I used Experts Choice Quick N Easy A&B Low Viscosity Mold Putty in this case. It cures in 20 minutes, is good for a small number of casts, and doesn't require the use of any release agents. It is very easy to use, simply mix equal amounts of part A (black) and part B (white) in one of the plastic tubs. Stir slowly so that you don't introduce air bubbles. When the mixture turns a uniform gray you are ready to pour.
Pour the mixture slowly and let it run into all of
the cracks. It's kind of like pouring syrup on pancakes.
Take your time and let it spread all over so that air
won't get trapped anywhere. Then you just need to wait
20 minutes until the material has hardened.
Pull the Master
Since we are molding a base we end up with a
one part mold that is really easy to use. Cut the
tape around the edges of the box with an X-acto knife
and then peel away the bottom and sides. Now you
should be able to see the bottom of the part. Bend
the outer parts of the mold away from the part to
loosen them up. Then just bend back one side of
the mold and start to work the part out of the mold.
Don't bend the mold too far or the mold material may
crack. Next I trimmed away some of the flash around
the top of the mold (which is the bottom of the base).
Now I was ready to cast some new parts!
Mix and Pour the Casting Material
I used
Synair Por-A-Kast
resin to cast my bases.
This is a two part resin consiting of Curative (clear) and Isocyanate (brown).
When the two parts are mixed a chemical reaction takes
place that heats the resin and causes it to cure. Thicker
areas in your cast will cure more quickly because they have
more material and thus generate more heat. Thin parts will
cure less quickly.
Por-A-Kast is easy to use, just mix equal amounts of Curative and Isocyanate. Stir slowly for 30 seconds so that you don't introduce any air bubbles. Now slowly pour the mixture into the mold. Again, take your time and let it spread all over so that air will not get trapped anywhere. But don't take too long because you only have a couple of minutes before the mixture will begin to thicken. Then step back and watch it "kick"! It should get cloudy then turn white. It gets pretty hot when it kicks, so be careful.
If you will be pouring more than one cast you might
want to use two measuring cups: one for part A and one
for part B. Then pour both parts into the plastic tub
to mix them. Since you never mix the two parts in the
measuring cups you can reuse the measuring cups over and
over without having to clean them.
Pull the Cast
In a matter of minutes the part should be hard enough and
cool enough to pull from the mold. To pull the cast
follow the same method as used to remove the part.
First loosen up the cast by pulling back each edge
of the mold. Then bend back one side of the mold
and work the part out of the mold.
The first problem was I didn't have enough mold mixture to cover my part and fill my mold box! So I had to quickly grab some filler and try to stick it in the big gaps. Next time I'll make sure to do a better job estimating the amount that will be needed. I'll also make sure I have some filler on hand before mixing and pouring.

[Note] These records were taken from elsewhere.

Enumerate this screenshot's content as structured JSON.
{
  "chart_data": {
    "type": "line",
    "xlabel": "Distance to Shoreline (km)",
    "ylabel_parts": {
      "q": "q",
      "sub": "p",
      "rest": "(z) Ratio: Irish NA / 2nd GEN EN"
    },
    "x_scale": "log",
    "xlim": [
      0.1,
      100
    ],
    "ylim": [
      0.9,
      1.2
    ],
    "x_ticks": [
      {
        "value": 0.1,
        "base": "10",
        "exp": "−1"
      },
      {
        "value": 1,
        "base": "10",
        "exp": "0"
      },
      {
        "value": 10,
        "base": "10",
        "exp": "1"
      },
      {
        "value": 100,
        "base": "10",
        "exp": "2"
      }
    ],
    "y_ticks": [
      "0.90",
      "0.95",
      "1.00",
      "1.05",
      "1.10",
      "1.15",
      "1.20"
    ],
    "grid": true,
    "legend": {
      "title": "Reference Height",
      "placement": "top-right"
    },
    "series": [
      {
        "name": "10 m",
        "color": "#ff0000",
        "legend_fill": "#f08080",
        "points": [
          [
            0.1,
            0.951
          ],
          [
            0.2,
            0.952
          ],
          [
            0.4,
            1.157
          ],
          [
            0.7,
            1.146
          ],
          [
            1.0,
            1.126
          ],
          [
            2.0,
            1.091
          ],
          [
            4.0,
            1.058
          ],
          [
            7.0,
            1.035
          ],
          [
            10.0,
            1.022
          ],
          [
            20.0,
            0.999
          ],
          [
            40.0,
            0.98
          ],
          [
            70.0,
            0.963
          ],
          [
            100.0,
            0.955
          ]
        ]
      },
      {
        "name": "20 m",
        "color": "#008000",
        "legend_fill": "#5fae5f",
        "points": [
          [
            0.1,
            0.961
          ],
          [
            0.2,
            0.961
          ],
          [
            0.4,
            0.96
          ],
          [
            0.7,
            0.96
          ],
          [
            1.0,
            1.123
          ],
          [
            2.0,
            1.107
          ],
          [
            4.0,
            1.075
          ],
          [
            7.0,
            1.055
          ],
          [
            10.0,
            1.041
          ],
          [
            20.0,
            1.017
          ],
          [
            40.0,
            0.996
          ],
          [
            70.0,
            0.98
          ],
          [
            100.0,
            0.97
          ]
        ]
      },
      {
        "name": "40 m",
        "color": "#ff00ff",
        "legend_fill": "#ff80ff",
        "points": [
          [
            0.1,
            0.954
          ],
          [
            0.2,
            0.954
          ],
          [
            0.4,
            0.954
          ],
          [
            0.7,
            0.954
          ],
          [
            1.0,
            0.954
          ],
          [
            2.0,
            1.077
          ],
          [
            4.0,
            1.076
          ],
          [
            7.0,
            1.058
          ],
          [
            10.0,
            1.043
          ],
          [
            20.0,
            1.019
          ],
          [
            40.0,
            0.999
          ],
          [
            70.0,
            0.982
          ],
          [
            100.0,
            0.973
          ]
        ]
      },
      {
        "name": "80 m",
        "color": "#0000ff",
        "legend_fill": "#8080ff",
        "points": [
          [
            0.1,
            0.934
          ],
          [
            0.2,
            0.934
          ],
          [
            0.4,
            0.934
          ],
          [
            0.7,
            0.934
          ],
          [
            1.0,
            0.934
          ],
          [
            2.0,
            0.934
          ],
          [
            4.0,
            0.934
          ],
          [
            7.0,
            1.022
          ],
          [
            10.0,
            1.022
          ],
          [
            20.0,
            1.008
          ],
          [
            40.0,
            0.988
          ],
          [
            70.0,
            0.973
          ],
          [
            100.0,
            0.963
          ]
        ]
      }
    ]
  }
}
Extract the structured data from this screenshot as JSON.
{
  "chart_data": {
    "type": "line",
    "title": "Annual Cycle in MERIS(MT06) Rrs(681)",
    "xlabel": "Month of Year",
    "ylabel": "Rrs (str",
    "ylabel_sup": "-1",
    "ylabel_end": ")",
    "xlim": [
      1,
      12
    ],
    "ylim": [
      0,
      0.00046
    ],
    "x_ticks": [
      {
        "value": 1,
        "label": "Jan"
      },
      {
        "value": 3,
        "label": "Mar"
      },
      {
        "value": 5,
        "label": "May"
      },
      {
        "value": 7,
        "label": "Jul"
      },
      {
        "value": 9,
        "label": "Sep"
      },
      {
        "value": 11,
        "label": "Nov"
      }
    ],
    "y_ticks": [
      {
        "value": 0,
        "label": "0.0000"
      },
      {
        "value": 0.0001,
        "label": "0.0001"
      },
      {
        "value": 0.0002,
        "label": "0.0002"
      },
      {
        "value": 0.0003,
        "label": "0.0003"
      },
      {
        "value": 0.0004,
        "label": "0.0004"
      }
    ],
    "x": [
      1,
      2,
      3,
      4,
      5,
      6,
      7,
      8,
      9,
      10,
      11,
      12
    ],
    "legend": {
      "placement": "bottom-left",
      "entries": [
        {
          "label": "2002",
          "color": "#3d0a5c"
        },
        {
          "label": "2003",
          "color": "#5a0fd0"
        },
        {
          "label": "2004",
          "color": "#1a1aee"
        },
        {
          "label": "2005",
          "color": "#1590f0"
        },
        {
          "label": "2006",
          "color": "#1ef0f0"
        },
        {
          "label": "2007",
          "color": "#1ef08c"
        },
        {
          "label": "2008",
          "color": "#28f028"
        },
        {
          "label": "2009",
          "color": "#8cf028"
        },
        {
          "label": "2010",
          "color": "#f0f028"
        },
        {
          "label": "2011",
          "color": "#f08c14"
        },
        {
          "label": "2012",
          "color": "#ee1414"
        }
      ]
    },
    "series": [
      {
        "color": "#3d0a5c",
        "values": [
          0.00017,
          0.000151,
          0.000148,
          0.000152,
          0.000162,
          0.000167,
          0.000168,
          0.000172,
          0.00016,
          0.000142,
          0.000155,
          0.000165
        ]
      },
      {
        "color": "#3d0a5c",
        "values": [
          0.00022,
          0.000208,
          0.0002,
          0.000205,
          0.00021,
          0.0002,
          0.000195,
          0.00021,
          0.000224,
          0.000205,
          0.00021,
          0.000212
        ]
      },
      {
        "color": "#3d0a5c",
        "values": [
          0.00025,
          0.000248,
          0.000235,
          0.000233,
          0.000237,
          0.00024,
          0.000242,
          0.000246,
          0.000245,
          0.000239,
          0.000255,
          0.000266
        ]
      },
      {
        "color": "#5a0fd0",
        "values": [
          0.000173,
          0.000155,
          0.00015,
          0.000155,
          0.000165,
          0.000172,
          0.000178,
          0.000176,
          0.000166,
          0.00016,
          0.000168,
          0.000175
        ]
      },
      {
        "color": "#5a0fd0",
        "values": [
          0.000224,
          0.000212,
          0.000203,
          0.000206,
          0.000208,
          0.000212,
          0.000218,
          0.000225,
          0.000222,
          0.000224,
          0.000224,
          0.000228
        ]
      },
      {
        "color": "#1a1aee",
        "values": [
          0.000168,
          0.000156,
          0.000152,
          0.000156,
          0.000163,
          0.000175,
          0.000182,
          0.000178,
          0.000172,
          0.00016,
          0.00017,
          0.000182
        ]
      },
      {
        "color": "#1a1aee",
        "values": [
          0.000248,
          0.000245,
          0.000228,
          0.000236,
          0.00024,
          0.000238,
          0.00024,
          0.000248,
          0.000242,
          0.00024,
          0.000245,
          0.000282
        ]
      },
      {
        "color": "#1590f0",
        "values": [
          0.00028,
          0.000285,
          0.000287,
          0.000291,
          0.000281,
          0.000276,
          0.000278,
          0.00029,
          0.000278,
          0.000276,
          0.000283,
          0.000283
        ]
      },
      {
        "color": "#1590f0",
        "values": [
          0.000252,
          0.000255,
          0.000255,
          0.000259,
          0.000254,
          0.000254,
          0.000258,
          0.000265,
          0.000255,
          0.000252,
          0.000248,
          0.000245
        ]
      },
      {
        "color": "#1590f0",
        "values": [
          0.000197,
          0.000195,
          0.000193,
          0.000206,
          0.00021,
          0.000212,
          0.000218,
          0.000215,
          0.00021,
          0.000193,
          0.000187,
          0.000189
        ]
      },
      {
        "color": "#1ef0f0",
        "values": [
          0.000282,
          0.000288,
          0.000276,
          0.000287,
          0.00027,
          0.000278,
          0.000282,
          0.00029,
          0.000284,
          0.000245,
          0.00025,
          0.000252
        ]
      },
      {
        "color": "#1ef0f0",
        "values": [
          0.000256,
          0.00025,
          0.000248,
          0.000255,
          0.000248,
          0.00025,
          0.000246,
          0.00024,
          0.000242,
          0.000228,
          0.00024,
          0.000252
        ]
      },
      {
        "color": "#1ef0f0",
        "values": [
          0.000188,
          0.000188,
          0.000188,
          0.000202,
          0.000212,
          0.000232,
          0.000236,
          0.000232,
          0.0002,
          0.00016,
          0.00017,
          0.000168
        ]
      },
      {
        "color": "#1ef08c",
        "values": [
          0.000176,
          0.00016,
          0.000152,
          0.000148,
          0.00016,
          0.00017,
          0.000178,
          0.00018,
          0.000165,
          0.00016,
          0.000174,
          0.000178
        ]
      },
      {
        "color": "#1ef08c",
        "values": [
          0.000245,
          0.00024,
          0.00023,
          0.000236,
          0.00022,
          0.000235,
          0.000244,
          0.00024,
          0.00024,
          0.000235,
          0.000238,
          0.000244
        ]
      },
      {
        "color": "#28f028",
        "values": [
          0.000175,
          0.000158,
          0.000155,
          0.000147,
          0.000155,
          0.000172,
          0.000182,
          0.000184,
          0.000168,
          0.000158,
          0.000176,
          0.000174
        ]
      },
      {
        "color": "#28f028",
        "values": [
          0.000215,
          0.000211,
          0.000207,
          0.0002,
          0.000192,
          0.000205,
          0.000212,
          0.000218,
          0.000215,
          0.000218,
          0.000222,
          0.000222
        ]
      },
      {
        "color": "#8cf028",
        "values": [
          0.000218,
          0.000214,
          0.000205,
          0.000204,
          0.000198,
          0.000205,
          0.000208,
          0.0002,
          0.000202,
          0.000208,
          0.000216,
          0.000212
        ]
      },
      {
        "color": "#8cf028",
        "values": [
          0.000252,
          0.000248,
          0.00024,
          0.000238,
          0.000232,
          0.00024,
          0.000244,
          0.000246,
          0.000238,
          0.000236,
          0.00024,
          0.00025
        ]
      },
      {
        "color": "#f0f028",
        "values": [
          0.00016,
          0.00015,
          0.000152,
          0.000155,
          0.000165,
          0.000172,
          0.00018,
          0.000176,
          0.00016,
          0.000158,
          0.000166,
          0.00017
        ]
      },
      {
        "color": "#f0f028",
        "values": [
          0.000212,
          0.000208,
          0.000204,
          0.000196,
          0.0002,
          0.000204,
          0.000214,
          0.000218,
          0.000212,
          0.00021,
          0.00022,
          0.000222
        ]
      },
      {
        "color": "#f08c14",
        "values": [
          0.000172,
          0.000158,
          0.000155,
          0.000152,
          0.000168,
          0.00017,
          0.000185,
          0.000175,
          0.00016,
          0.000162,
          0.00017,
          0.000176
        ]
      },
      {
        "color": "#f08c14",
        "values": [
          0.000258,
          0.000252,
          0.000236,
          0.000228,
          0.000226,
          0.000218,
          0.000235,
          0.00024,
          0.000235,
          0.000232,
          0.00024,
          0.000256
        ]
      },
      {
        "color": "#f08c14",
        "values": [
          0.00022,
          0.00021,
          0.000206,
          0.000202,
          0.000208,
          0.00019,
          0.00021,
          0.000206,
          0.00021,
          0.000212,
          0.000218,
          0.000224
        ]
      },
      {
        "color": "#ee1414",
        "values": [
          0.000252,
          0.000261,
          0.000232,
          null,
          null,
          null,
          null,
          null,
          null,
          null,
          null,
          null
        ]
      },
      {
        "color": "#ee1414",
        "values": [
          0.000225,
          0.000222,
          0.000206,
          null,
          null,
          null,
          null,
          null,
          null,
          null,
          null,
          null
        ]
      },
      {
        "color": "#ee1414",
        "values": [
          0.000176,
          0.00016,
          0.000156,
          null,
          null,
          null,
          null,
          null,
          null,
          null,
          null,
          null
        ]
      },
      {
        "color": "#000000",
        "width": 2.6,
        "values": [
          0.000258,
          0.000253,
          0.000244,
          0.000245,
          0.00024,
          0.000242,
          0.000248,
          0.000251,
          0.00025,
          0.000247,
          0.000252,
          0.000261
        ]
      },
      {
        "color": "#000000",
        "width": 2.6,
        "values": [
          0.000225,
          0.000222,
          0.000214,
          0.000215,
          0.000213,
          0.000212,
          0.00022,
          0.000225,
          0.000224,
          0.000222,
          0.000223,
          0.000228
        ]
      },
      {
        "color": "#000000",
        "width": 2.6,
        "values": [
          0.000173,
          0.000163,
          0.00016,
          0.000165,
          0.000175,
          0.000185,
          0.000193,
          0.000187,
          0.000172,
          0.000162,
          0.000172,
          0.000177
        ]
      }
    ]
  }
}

The second problem was when I went to cast the first part I noticed that the mold wasn't level! So I had to take a minute to find something to stick under one part of the mold to level it out. Then I poured in the rest of the resin. At this point the resin was already starting to thicken. This resulted in some air bubbles just below the surface near the top of the mold. On the second cast I made sure that the mold was level before I mixed the resin and the part came out perfect!